DO RICHTER MAGNITUDES REVEAL SEISMIC SITE RESPONSE?

We have undertaken an assessment of earthquake magnitudes in the Pacific Northwest US. Historically, the Pacific Northwest Seismograph Network (PNSN) has utilized the coda duration magnitude (Mc) scale. The PNSN Mc scale was derived by Crosson in 1972 to match Local (ML or Richter) Magnitudes determined from amplitude measurements made on a Wood-Anderson seismograph located in Seattle. The Mc method of determining earthquake magnitude has the advantage that it can be used even with seismic records whose amplitudes are off-scale, as was common with early seismographs having low dynamic-range.
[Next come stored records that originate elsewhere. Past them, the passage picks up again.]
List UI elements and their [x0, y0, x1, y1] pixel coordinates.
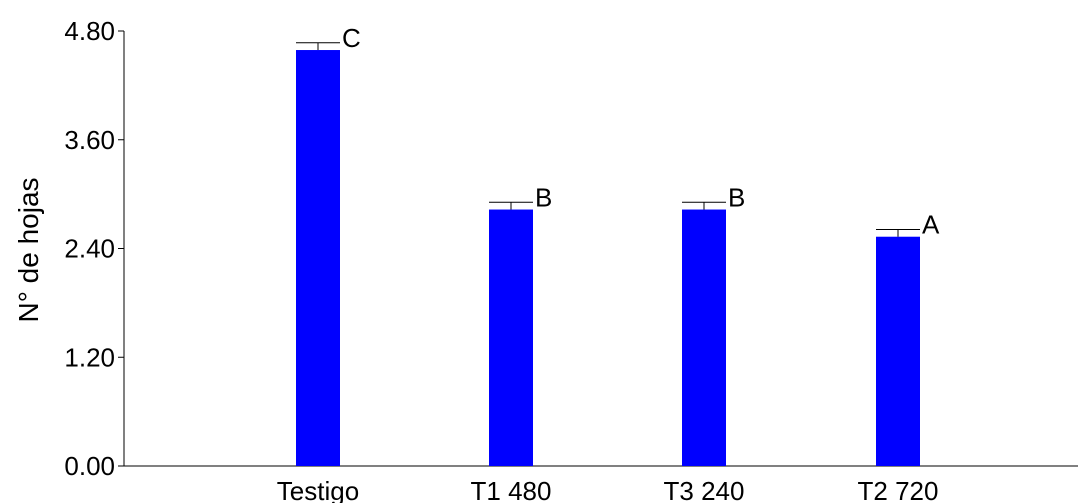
significance-letter: A: [922, 209, 940, 239]
bar: [876, 236, 920, 466]
y-axis-label: N° de hojas: [13, 177, 44, 322]
bar: [489, 209, 533, 466]
y-tick-label: 4.80: [64, 16, 115, 46]
y-tick-label: 0.00: [64, 451, 115, 481]
axes: [123, 31, 1078, 467]
bars: C B B A: [296, 23, 940, 466]
x-tick-label: Testigo: [277, 476, 359, 503]
x-axis-ticks: Testigo T1 480 T3 240 T2 720: [277, 476, 939, 503]
x-tick-label: T1 480: [471, 476, 552, 503]
y-tick-label: 2.40: [64, 234, 115, 264]
bar: [682, 209, 726, 466]
y-tick-label: 1.20: [64, 342, 115, 372]
x-tick-label: T3 240: [664, 476, 745, 503]
y-axis-ticks: 0.00 1.20 2.40 3.60 4.80: [64, 16, 124, 481]
significance-letter: B: [535, 182, 552, 212]
bar: [296, 50, 340, 466]
y-tick-label: 3.60: [64, 125, 115, 155]
significance-letter: C: [342, 23, 361, 53]
significance-letter: B: [728, 182, 745, 212]
x-tick-label: T2 720: [858, 476, 939, 503]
The introduction of wide dynamic-range digital seismographs and accelerometers has made possible the direct calculation of ML from the amplitudes of seismic waves. We have computed the ML of 76 earthquakes that occurred from 2000-2003 with 2.5<M<6.8 using observations from a total of 2812 seismograms. We utilized a method of Joint Magnitude Determination in which earthquake magnitudes and station corrections are determined simultaneously for all earthquakes. The computed magnitude corrections at the stations range between -0.4 to +0.4 magnitude-units.
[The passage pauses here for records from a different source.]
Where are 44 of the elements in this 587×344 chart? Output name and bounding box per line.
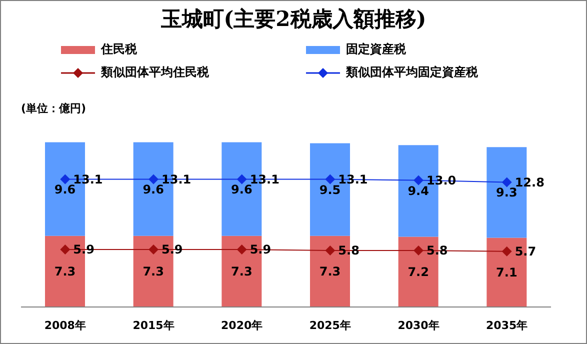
annotation: (単位：億円) xyxy=(21,101,86,116)
data-label: 5.9 xyxy=(162,242,183,257)
data-label: 7.3 xyxy=(319,264,341,279)
point xyxy=(414,245,424,256)
data-label: 5.8 xyxy=(426,244,448,258)
data-label: 7.3 xyxy=(231,264,252,279)
legend-label: 類似団体平均固定資産税 xyxy=(346,64,478,81)
data-label: 5.8 xyxy=(338,244,360,258)
data-label: 7.1 xyxy=(496,266,518,280)
legend-label: 固定資産税 xyxy=(346,41,406,58)
data-label: 9.3 xyxy=(496,186,518,200)
data-label: 5.9 xyxy=(250,242,272,257)
data-label: 9.6 xyxy=(54,182,76,196)
point xyxy=(325,174,336,184)
x-tick-label: 2020年 xyxy=(221,318,263,332)
point xyxy=(60,244,70,254)
x-tick-label: 2025年 xyxy=(309,318,351,332)
x-tick-label: 2035年 xyxy=(486,318,528,332)
data-label: 13.1 xyxy=(162,172,192,187)
legend-label: 類似団体平均住民税 xyxy=(101,64,209,81)
data-label: 9.5 xyxy=(319,182,341,197)
data-label: 7.3 xyxy=(142,264,164,279)
point xyxy=(60,174,70,184)
point xyxy=(236,244,247,254)
x-tick-label: 2008年 xyxy=(44,318,86,332)
data-label: 7.2 xyxy=(408,265,429,280)
point xyxy=(325,245,336,256)
data-label: 5.9 xyxy=(73,242,94,257)
point xyxy=(236,174,247,184)
data-label: 7.3 xyxy=(54,264,76,279)
point xyxy=(502,246,512,256)
data-label: 9.4 xyxy=(408,184,429,198)
data-label: 13.1 xyxy=(73,172,103,187)
text: 玉城町(主要2税歳入額推移) xyxy=(160,5,428,33)
legend-label: 住民税 xyxy=(101,41,137,58)
point xyxy=(148,174,158,184)
data-label: 9.6 xyxy=(142,182,164,196)
point xyxy=(414,175,424,186)
data-label: 13.0 xyxy=(426,174,456,188)
data-label: 9.6 xyxy=(231,182,252,196)
point xyxy=(502,177,512,188)
point xyxy=(148,244,158,254)
x-tick-label: 2015年 xyxy=(132,318,174,332)
x-tick-label: 2030年 xyxy=(398,318,440,332)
On average, the magnitude corrections are correlated with, and can be predicted from, the NEHRP soil classification assigned to each site. Computed magnitudes tend to be higher at sites where the estimated surface shear wave velocity is low. The variations in computed magnitude do not seem to depend on the presence of deep-basin structures in the subsurface. On the other hand, such structures have been shown to affect the amplitudes of low-frequency seismic waves. This apparent discrepancy is probably due to the fact that Richter magnitudes are intrinsically sensitive to higher frequency ground motions. We conclude that variations in Richter magnitude can be used to detect shallow subsurface site conditions likely to affect earthquake shaking.